Foul Odor from Toilet

Discussion in 'Talkback' started by SKB, Aug 31, 2005.

  1. SKB

    SKB New Member

    Recently I purchased a 1993 Breakenridge 37' trailer (1st timer) and have a few questions. First and most annoying is the foul odor from the toilet. I'll use the trailer on the weekends and have the holding tanks pumped on Tuesdays but by the time I get there the following Saturday the place smells very bad. I do place a deoderizor and about a gallon of water when I arrive and as the day goes on the ordor subsides but I can't live with this. Are there any suggestions of how to correct this situation so it does not smell at all?
  2. DL Rupper

    DL Rupper Senior Member

    Foul Odor from Toilet

    Hey SKB, welcome to the forum. Checkout The Geo Method/Black and Grey Water Holding Tanks, RV Tips & Tricks RVUSA Forum. The info should help. Also check on your roof to make sure your holding tank vents are not clogged/plugged.
  3. hertig

    hertig Senior Member

    Foul Odor from Toilet

    If you only use it on weekends, and dump the following Tuesday, you may not have enough liquid in the tank to provide a complete dump (leaving solids behind, which will cause stink). Or the previous owner may not have maintained the tank well.

    Is the odor only when you are flushing, or all the time?

    If the former, its likely either not being well cleaned, or the vent tube is clogged as DL suggested. If is it the latter, well some toilets have an overflow tube which can be broken, poorly installed or the P trap dried out, and this is a direct path for any smell to get into your RV. In either case, running a vent fan over the toilet while dumping (or not in the case of the overflow tube) can encourage odors to enter the RV.

    Use lots of water when you use the toilet. Check out the Geo method DL refers to or try an enzyme-based chemical and/or deoderant. Flush the tank after you dump (internal flush, back flush or toilet wand). Don't leave your valves open if you are connected to the sewer long term (allows sewer gases to get back into your RV). If the vent is not clogged, add a RV360 cap or a 'lil stanker' fan to it.

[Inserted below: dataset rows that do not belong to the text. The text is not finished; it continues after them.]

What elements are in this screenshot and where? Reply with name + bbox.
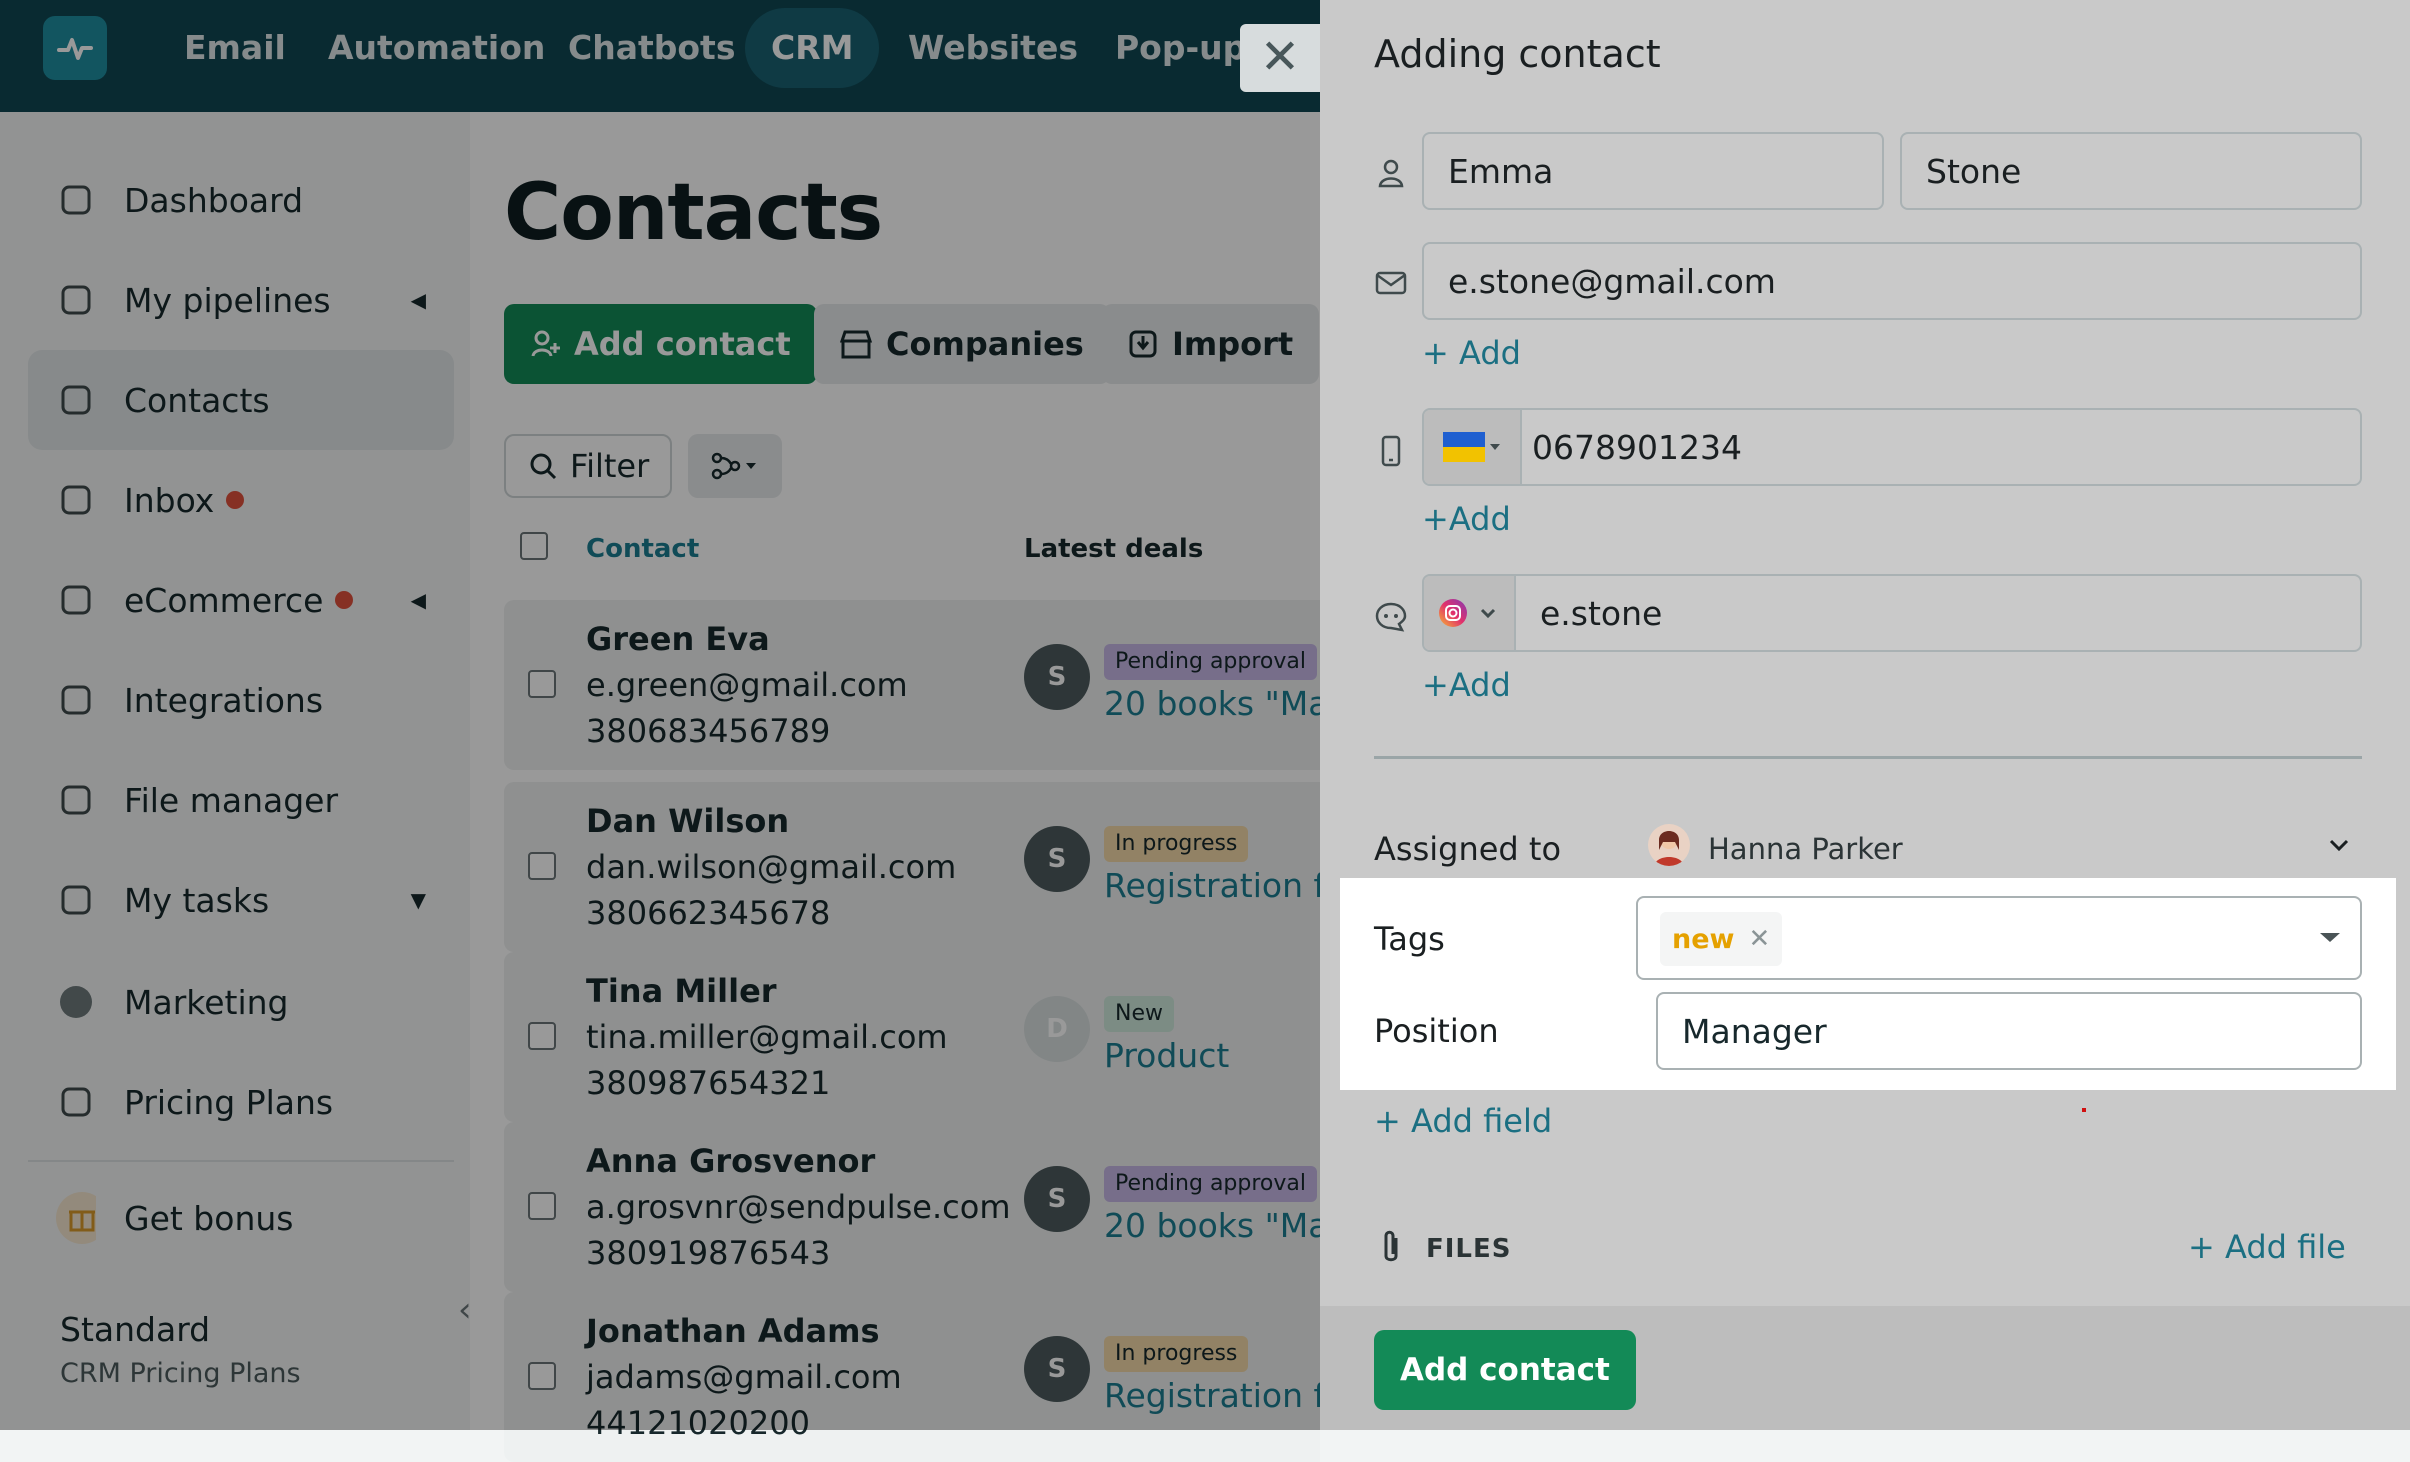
add-field-link[interactable]: + Add field	[1374, 1102, 1552, 1140]
assigned-to-label: Assigned to	[1374, 830, 1562, 868]
position-label: Position	[1374, 1012, 1499, 1050]
section-divider	[1374, 756, 2362, 759]
last-name-field[interactable]: Stone	[1900, 132, 2362, 210]
submit-label: Add contact	[1400, 1352, 1610, 1388]
country-code-select[interactable]	[1424, 410, 1522, 484]
phone-value: 0678901234	[1532, 427, 1742, 467]
tags-dropdown-icon[interactable]	[2318, 930, 2342, 946]
panel-title: Adding contact	[1374, 32, 1661, 76]
submit-add-contact-button[interactable]: Add contact	[1374, 1330, 1636, 1410]
paperclip-icon	[1384, 1230, 1398, 1262]
ukraine-flag-icon	[1443, 432, 1500, 462]
assignee-name[interactable]: Hanna Parker	[1708, 832, 1903, 866]
add-email-link[interactable]: + Add	[1422, 334, 1521, 372]
phone-field[interactable]: 0678901234	[1422, 408, 2362, 486]
chat-icon	[1375, 602, 1407, 632]
email-field[interactable]: e.stone@gmail.com	[1422, 242, 2362, 320]
last-name-value: Stone	[1926, 151, 2022, 191]
person-icon	[1378, 159, 1404, 188]
messenger-field[interactable]: e.stone	[1422, 574, 2362, 652]
tag-chip: new ✕	[1660, 912, 1783, 966]
first-name-value: Emma	[1448, 151, 1554, 191]
phone-icon	[1381, 435, 1401, 467]
modal-overlay[interactable]	[0, 0, 1320, 1430]
add-phone-link[interactable]: +Add	[1422, 500, 1511, 538]
add-file-link[interactable]: + Add file	[2188, 1228, 2346, 1266]
position-field[interactable]: Manager	[1656, 992, 2362, 1070]
assignee-chevron-down-icon[interactable]	[2326, 832, 2352, 864]
close-icon: ✕	[1259, 29, 1301, 85]
first-name-field[interactable]: Emma	[1422, 132, 1884, 210]
close-panel-button[interactable]: ✕	[1240, 24, 1320, 92]
messenger-value: e.stone	[1540, 593, 1663, 633]
messenger-type-select[interactable]	[1424, 576, 1516, 650]
tags-label: Tags	[1374, 920, 1445, 958]
files-label: FILES	[1426, 1234, 1512, 1264]
tag-label: new	[1672, 923, 1735, 955]
tags-select[interactable]: new ✕	[1636, 896, 2362, 980]
adding-contact-panel	[1320, 0, 2410, 1430]
add-messenger-link[interactable]: +Add	[1422, 666, 1511, 704]
position-value: Manager	[1682, 1011, 1827, 1051]
remove-tag-icon[interactable]: ✕	[1748, 924, 1770, 954]
instagram-icon	[1439, 599, 1496, 627]
assignee-avatar	[1648, 824, 1690, 866]
mail-icon	[1375, 271, 1407, 295]
email-value: e.stone@gmail.com	[1448, 261, 1776, 301]
red-marker	[2082, 1108, 2086, 1112]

    If your tank is not full when you want to dump it, fill it with water before dumping.
  4. Kirk

    Kirk Senior Member

    Foul Odor from Toilet

    What is put into your tanks does smell bad, and no home remedy or commercial product will do much to help if your tank vents are not clear, and it sounds like that may well be the problem. Each holding tank has a pvc pipe that runs from the RV roof down into the tank to vent the air from the tank. On the roof there is a cap over that vent to prevent the entry of rain into the tank. There are several things that can be a problem with the vents. I would remove the cover from each vent and first use a garden hose to run water into it to make sure that the vent pipe is open all of the way to the tank. Bugs sometimes use the vents to make nests in and plug them up. If they are not clear, gently run some stiff hose or plastic of some type through them to clear any obstructions. Once you know that they are clear, check to be sure that the vent pipe has no gaps that would allow the odors from the vent to enter into the RV around the top of the pipe. If they do, plug that area with caulk to seal it. When you put the vent caps back on, you can also replace them with vent covers that are a venturi that will keep a slight vacume in the tank any time you travel or if there is any wind. One version even revolbes with the wind to change the direction it points to work best. I don't have those but have heard really good reports on them.

    According to a seminar that was put on by Thetford, manufacturer of RV toilets and sewer system equipment, the best way to clean the tanks is to fill about half full of water and then use the detergent, trisodium phosphate (TSP) that can be found in the wallpaper department of any home store. Mix the TSP in a gallon or two of water using the amount that the directions call for for the amount of water that you put into the tanks. Once you do this, drive the RV around for a while, where you make turns, stop & start and such to agitate the mixture. It would not hurt to let it sit for a day with the detergent in the tanks and then do it a second time just before you dump. That should remove any built up residue unless it is very excessive and thus allow you to start with a fairly clean tank.

    Also, as mentioned above, most toilets do have an over-flow that has a P trap in them. If that P trap is empty it will vent into the RV. To be sure that it is full of water, just fill the toilet with water until some water goes down that over-flow.

    If you tank vents work properly and if the tanks are fairly free of debris, you should not need to add anything to them except in very hot weather. As long as you do not introduce some chemical into the tank that will kill the natural bacteria, it will break down naturally and become a liquid as long as you use plenty of water. You will find that most of us who are fulltime use lots of water in our tanks and very seldom anything else. But since your RV is used, the previous owner may have left a lot sticking to the inside of the tank so I would do both of these things first.

    You will find that there are many different opinions on what works best, but these are the things that an RV shop would do first.